Présenté en 2019 au festival de Toronto, ballotté au gré des fermetures de salles au Royaume-Uni et aux États-Unis, le film The Singing club a débarqué cette semaine sur Canal+. Le film n’en fait pas trop, mais déploie tous les effets de manche propres à ce genre de comédie.
C’est une évidence : le cinéma anglais adore la comédie dramatique, au point de devenir une référence du genre. En tête de gondole, on trouve bien sûr le réalisateur «social» Ken Loach, fervent soutien des oubliés de la croissance, ceux que le capitalisme sauvage massacre et abandonne. Dans une veine plus «feel good», la démonstration est aussi copieuse, comme le prouvent de nombreux films qui, prenant soin de dissimuler de trop évidents messages politiques, célèbrent l’affirmation de soi et la nécessité du collectif à grands coups de rires et de larmes.

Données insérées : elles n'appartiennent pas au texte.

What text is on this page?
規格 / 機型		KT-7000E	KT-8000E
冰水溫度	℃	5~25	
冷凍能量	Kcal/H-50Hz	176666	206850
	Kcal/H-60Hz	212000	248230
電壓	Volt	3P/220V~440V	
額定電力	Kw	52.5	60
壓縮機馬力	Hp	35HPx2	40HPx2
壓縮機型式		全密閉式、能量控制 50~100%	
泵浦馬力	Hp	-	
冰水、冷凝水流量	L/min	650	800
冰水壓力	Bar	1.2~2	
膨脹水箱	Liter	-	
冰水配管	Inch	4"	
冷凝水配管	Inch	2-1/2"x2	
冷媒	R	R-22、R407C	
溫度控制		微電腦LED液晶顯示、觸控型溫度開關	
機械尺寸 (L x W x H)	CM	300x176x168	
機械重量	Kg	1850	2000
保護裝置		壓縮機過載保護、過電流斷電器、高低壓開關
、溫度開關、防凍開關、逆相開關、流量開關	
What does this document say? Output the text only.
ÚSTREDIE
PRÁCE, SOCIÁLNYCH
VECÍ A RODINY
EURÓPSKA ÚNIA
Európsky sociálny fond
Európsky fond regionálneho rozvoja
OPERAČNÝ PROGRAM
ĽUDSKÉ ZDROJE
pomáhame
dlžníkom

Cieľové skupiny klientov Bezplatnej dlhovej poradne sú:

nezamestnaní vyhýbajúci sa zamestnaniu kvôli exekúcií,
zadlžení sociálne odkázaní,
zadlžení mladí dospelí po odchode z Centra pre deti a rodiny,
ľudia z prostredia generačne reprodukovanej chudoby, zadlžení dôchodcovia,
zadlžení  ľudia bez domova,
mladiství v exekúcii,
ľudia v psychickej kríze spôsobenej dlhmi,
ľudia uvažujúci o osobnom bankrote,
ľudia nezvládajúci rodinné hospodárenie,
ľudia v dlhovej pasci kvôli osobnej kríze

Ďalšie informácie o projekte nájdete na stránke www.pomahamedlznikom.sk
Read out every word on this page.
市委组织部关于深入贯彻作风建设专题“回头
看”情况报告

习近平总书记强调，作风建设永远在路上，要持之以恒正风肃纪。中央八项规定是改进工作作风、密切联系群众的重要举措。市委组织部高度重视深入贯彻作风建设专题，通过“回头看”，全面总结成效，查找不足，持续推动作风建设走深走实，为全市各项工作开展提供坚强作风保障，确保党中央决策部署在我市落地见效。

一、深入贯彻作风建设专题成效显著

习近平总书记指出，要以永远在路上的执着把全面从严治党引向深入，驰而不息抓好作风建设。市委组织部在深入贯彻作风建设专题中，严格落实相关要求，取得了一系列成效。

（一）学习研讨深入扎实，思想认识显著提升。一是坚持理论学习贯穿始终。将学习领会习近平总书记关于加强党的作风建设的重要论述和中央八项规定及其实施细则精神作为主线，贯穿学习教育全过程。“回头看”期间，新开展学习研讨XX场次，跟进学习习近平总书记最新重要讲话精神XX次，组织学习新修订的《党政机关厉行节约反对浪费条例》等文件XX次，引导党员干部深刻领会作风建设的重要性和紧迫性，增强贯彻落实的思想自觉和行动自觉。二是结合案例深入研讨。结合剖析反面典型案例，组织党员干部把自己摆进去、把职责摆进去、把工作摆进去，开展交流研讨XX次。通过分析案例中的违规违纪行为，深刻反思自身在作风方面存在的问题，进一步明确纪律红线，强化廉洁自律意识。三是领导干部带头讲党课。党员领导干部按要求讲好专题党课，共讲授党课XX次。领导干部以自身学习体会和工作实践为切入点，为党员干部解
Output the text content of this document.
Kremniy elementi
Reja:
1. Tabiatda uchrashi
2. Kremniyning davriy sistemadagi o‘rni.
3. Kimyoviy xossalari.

On pense notamment à Billy Elliott (2000), mais aussi, et surtout, à The Full Monty (1997), avec cette bande d’ouvriers emportés par la crise économique qui décident de se mettre au strip-tease, façon Chippendales du pauvre. Ça tombe bien, celui qui s’est amusé à filmer leurs déhanchements pleins d’espoir, Peter Cattaneo, revient aux affaires courantes avec ce Singing Club (Military Wives en VO), après deux longs métrages qui, eux, n’ont franchement pas marqué les esprits (Opal Dream et The Rocker).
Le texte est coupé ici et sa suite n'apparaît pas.